Wer es ernst meine, müsse auch handeln, fordert Bauer Precht: "Dann muss man auch mal Pachtverträge für Landes- oder BVVG-Flächen kündigen, die Weitergabe von Altpachtverträgen mit Kaufoptionen aus den 90er Jahren bei Betriebsübernahmen ausschließen und Verkäufe versagen." Die Untersuchungen des Landes Brandenburg, ob in den letzten Jahren genehmigungspflichtige Landkäufe nach dem Grundstücksverkehrsgesetz durch KTG-Gesellschaften getätigt wurden, die anschließend von Investoren übernommen wurden, begrüßt Precht ausdrücklich. Er fordert seinen Landesagrarminister Till Backhaus (SPD) auf, ebenfalls Verträge und eventuelle Klauseln zum Weiterverkauf von Landesflächen u. ä. zu überprüfen und ggf. Landwirten ihr Vorkaufsrecht einzuräumen.
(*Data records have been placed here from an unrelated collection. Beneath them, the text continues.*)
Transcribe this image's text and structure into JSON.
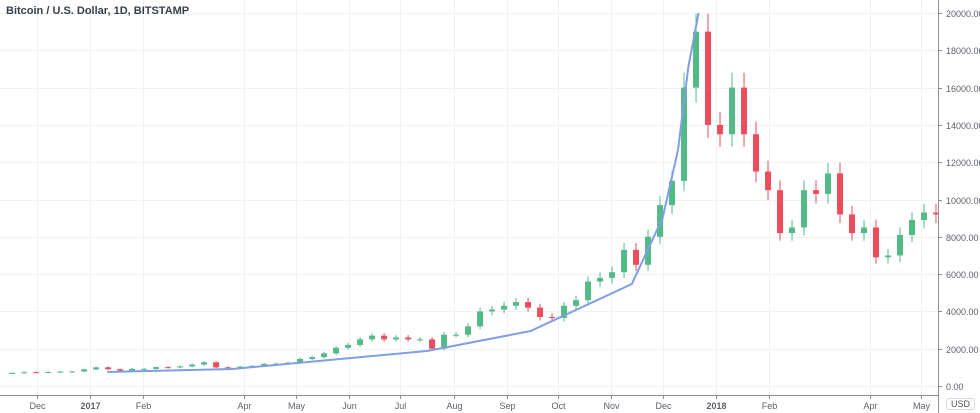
{
  "header": {
    "title": "Bitcoin / U.S. Dollar, 1D, BITSTAMP",
    "currency_badge": "USD"
  },
  "colors": {
    "up": "#53b987",
    "down": "#eb4d5c",
    "trendline": "#7f9fe3",
    "grid": "#eef1f6",
    "axis": "#8a8d94",
    "text": "#5d606b"
  },
  "chart_data": {
    "type": "candlestick",
    "title": "Bitcoin / U.S. Dollar, 1D, BITSTAMP",
    "xlabel": "",
    "ylabel": "",
    "ylim": [
      0,
      20000
    ],
    "grid": true,
    "y_ticks": [
      "0.00",
      "2000.00",
      "4000.00",
      "6000.00",
      "8000.00",
      "10000.00",
      "12000.00",
      "14000.00",
      "16000.00",
      "18000.00",
      "20000.00"
    ],
    "y_tick_values": [
      0,
      2000,
      4000,
      6000,
      8000,
      10000,
      12000,
      14000,
      16000,
      18000,
      20000
    ],
    "x_ticks": [
      {
        "label": "Dec",
        "date": "2016-12-01"
      },
      {
        "label": "2017",
        "date": "2017-01-01",
        "bold": true
      },
      {
        "label": "Feb",
        "date": "2017-02-01"
      },
      {
        "label": "Apr",
        "date": "2017-04-01"
      },
      {
        "label": "May",
        "date": "2017-05-01"
      },
      {
        "label": "Jun",
        "date": "2017-06-01"
      },
      {
        "label": "Jul",
        "date": "2017-07-01"
      },
      {
        "label": "Aug",
        "date": "2017-08-01"
      },
      {
        "label": "Sep",
        "date": "2017-09-01"
      },
      {
        "label": "Oct",
        "date": "2017-10-01"
      },
      {
        "label": "Nov",
        "date": "2017-11-01"
      },
      {
        "label": "Dec",
        "date": "2017-12-01"
      },
      {
        "label": "2018",
        "date": "2018-01-01",
        "bold": true
      },
      {
        "label": "Feb",
        "date": "2018-02-01"
      },
      {
        "label": "Apr",
        "date": "2018-04-01"
      },
      {
        "label": "May",
        "date": "2018-05-01"
      }
    ],
    "series_start": "2016-11-13",
    "period_days": 7,
    "open_first": 700,
    "closes": [
      700,
      740,
      730,
      750,
      770,
      780,
      890,
      1000,
      900,
      820,
      920,
      920,
      1010,
      1000,
      1050,
      1150,
      1270,
      1000,
      960,
      1040,
      1080,
      1180,
      1200,
      1250,
      1450,
      1550,
      1750,
      2050,
      2200,
      2500,
      2700,
      2500,
      2600,
      2500,
      2500,
      2000,
      2750,
      2750,
      3200,
      4000,
      4100,
      4300,
      4500,
      4200,
      3700,
      3650,
      4300,
      4600,
      5600,
      5800,
      6100,
      7300,
      6500,
      8000,
      9700,
      11000,
      16000,
      19000,
      14000,
      13500,
      16000,
      13500,
      11500,
      10500,
      8200,
      8500,
      10500,
      10300,
      11400,
      9200,
      8200,
      8500,
      6900,
      7000,
      8100,
      8900,
      9300,
      9200
    ],
    "trendline": [
      {
        "date": "2017-01-11",
        "price": 750
      },
      {
        "date": "2017-03-25",
        "price": 910
      },
      {
        "date": "2017-07-17",
        "price": 1880
      },
      {
        "date": "2017-09-15",
        "price": 2950
      },
      {
        "date": "2017-11-13",
        "price": 5470
      },
      {
        "date": "2017-12-01",
        "price": 9010
      },
      {
        "date": "2017-12-10",
        "price": 12650
      },
      {
        "date": "2017-12-16",
        "price": 17100
      },
      {
        "date": "2017-12-22",
        "price": 20000
      }
    ]
  }
}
Transparentere Entscheidungen

Mario Reißlandt aus dem Vorstand des Bündnisses Junge Landwirtschaft hat seit seiner Betriebsneugründung in Brandenburg Erfahrungen mit der Flächenvergabe durch die BVVG. Er hat bei mehreren Ausschreibungen mitgeboten, konnte aber nur in einem Fall Land kaufen, in einem anderen Fall pachten. Seine Verbesserungsvorschläge: "Vor allem eine höhere Transparenz der Entscheidungen ist wünschenswert. Es ist völlig unklar, wie die höchsten Gebote zueinander stehen oder warum in welchen Fällen verpachtet statt verkauft wird. Mit einem Pachtvertrag für sechs Jahre habe ich keine Planungssicherheit und weitere Betriebspartner für die geplante Bio-Höfegemeinschaft bekomme ich so nicht." Nach den Privatisierungsgrundsätzen sollen sich Entscheidungen der BVVG "in erster Linie von wirtschaftlichen Gesichtspunkten des Einzelfalls, die sich aus den konkreten Pacht- und Kaufgeboten sowie der erwarteten Wertentwicklung ergeben, leiten lassen. Entscheidungsrelevant ist insoweit die erzielbare Bestandhaltungsrendite. Sie ergibt sich aus der Pachtrendite und der erwarteten Wertentwicklung." Mit anderen Worten: Im Widerspruch zu den bodenmarktpolitischen Zielen fordert hier der Bund aus wirtschaftlichen Gründen bei der Bewertung von Kaufgeboten steigende Bodenwerte einzukalkulieren - d. h. zu spekulieren.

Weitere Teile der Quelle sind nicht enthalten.